In musical terms, the word "forte," means to play a section loudly, with strength.
Around Palatine High School, Forte is the name of its competitive show choir, and increasingly, its 36 members are performing with strength - and confidence.
They are coming off their best showing in their seven years of competition. They took Grand Champion at the recent Manteno High School competition (near Joliet), along with awards for best performer, best vocalist, best combo, best crew and best choral sound.
"We dominated," says Director Steve Sivak. "It was like a moment stopped in time, to hear our name keep getting called."
Palatine is the only school in Palatine Schaumburg High School District 211 to sponsor a competitive show choir. Fremd High School also has a show choir, where students perform in the fall at school events.
Next up for Forte, is the Chicagoland Showcase on March 7, one of the largest show choir competitions in the area, and ironically where Forte first competed, seven years ago.
The annual competition, sponsored by Hersey High School in Arlington Heights, draws some of the area's top show choirs, including Wheeling, Mundelein, Prospect, Wheaton Warrenville South, Rolling Meadows and Hersey's own "On Stage" group.
Forte's recent championship didn't come easily. The students rehearse with Sivak every day, giving up half of their lunch hour to do it, as well as one evening a week. The 10 musicians in their combo also have stepped up rehearsals.
"We're always trying to clean up our vocals and dynamics," says senior Nick Adelberger of Palatine, who won "best performer" at Manteno. Senior Matt Myers was named best male vocalist.
"We're just trying to work on our precision," Adelberger adds, "and look as one."
He and senior Lauren Reynolds help set the tone for the 20-minute show, when they sing a duet during the opening number, "A New World."
But Adelberger says the ballad, the Josh Groban song, "To Where You Are," is when they really shine.
"It's not flashy like some of the others, but it is really moving," Adelberger says. "We feel like we can reach out and can touch people in the audience with it."

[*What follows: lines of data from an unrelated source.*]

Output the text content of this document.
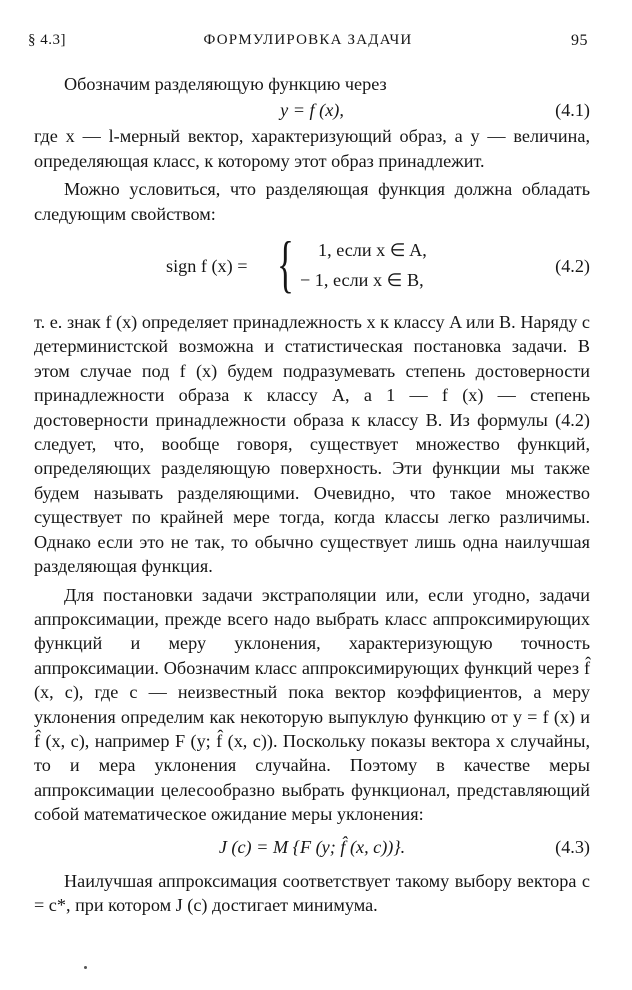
§ 4.3]	ФОРМУЛИРОВКА ЗАДАЧИ	95

Обозначим разделяющую функцию через

y = f (x),	(4.1)

где x — l-мерный вектор, характеризующий образ, а y — величина, определяющая класс, к которому этот образ принадлежит.

Можно условиться, что разделяющая функция должна обладать следующим свойством:

sign f (x) = { 1, если x ∈ A,
− 1, если x ∈ B,
(4.2)

т. е. знак f (x) определяет принадлежность x к классу A или B. Наряду с детерминистской возможна и статистическая постановка задачи. В этом случае под f (x) будем подразумевать степень достоверности принадлежности образа к классу A, а 1 — f (x) — степень достоверности принадлежности образа к классу B. Из формулы (4.2) следует, что, вообще говоря, существует множество функций, определяющих разделяющую поверхность. Эти функции мы также будем называть разделяющими. Очевидно, что такое множество существует по крайней мере тогда, когда классы легко различимы. Однако если это не так, то обычно существует лишь одна наилучшая разделяющая функция.

Для постановки задачи экстраполяции или, если угодно, задачи аппроксимации, прежде всего надо выбрать класс аппроксимирующих функций и меру уклонения, характеризующую точность аппроксимации. Обозначим класс аппроксимирующих функций через f̂ (x, c), где c — неизвестный пока вектор коэффициентов, а меру уклонения определим как некоторую выпуклую функцию от y = f (x) и f̂ (x, c), например F (y; f̂ (x, c)). Поскольку показы вектора x случайны, то и мера уклонения случайна. Поэтому в качестве меры аппроксимации целесообразно выбрать функционал, представляющий собой математическое ожидание меры уклонения:

J (c) = M {F (y; f̂ (x, c))}.	(4.3)

Наилучшая аппроксимация соответствует такому выбору вектора c = c*, при котором J (c) достигает минимума.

Reynolds adds that being up on stage, singing and dancing with her classmates, helps sell their performance. Their closeness, and how hard they have worked to polish their performance, shows.
"Just being up there, with all of your friends, showing what you've got, is so much fun," Reynolds says.
Their competition show features five numbers, all performed with live music and costume changes. But unlike some of their competitors, there are no props or elaborate set design. Instead, they want the emphasis to be on their strength, on the performers.